Step 3: Time period for Rohit \( (n_2) = 25 – 18 = 7 \) years.
Step 4: Let Pramod’s investment principal be \( P_1 \) and Rohit’s investment principal be \( P_2 \).
Step 5: Identify the given values from the problem statement: Rate of interest \( (r) = 5\% \) p.a.

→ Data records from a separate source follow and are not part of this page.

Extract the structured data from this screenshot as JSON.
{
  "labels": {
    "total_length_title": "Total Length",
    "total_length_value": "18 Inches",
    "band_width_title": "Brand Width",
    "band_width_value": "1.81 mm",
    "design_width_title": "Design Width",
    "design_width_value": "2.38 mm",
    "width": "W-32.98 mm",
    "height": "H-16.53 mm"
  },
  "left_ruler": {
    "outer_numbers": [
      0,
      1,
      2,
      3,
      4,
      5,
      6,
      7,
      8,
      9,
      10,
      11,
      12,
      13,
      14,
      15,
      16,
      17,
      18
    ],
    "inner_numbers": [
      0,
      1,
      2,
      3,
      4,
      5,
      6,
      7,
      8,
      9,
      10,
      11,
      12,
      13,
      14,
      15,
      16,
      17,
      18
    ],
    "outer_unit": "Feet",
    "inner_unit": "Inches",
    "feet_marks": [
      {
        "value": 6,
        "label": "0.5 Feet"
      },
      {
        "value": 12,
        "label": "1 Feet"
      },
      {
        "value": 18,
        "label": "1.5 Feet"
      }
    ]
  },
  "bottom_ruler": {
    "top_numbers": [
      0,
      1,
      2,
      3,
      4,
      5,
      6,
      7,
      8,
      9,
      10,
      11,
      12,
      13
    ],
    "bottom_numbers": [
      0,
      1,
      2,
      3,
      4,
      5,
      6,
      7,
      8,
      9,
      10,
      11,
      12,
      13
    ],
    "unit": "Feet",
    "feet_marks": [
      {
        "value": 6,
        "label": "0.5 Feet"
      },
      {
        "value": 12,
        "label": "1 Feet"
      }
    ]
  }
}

Step 6: Write down the standard compound interest amount formula: \[ A = P \left(1 + \frac{r}{100}\right)^n \] Step 7: Formulate the equation for Pramod’s final accumulated amount after 9 years: \[ \text{Pramod’s Amount} = P_1 \left(1 + \frac{5}{100}\right)^9 \] Step 8: Formulate the equation for Rohit’s final accumulated amount after 7 years: \[ \text{Rohit’s Amount} = P_2 \left(1 + \frac{5}{100}\right)^7 \] Step 9: Since both get the same sum on attaining the age of 25 years, equate both expressions: \[ P_1 \left(1 + \frac{5}{100}\right)^9 = P_2 \left(1 + \frac{5}{100}\right)^7 \] Step 10: Rearrange the terms to isolate the ratio of their investments \( \frac{P_1}{P_2} \): \[ \frac{P_1}{P_2} = \frac{\left(1 + \frac{5}{100}\right)^7}{\left(1 + \frac{5}{100}\right)^9} \] Step 11: Apply exponent division rules to simplify the powers: \[ \frac{P_1}{P_2} = \frac{1}{\left(1 + \frac{5}{100}\right)^{9 – 7}} \\ \frac{P_1}{P_2} = \frac{1}{\left(1 + \frac{5}{100}\right)^2} \] Step 12: Simplify the fraction value inside the bracket term: \[ \frac{P_1}{P_2} = \frac{1}{\left(1 + \frac{1}{20}\right)^2} \\ \frac{P_1}{P_2} = \frac{1}{\left(\frac{21}{20}\right)^2} \] Step 13: Expand the squared terms to evaluate the fractional inverse: \[ \frac{P_1}{P_2} = \frac{1}{\frac{441}{400}} \\ \frac{P_1}{P_2} = \frac{400}{441} \] Answer: They must invest their money in the ratio of 400 : 441.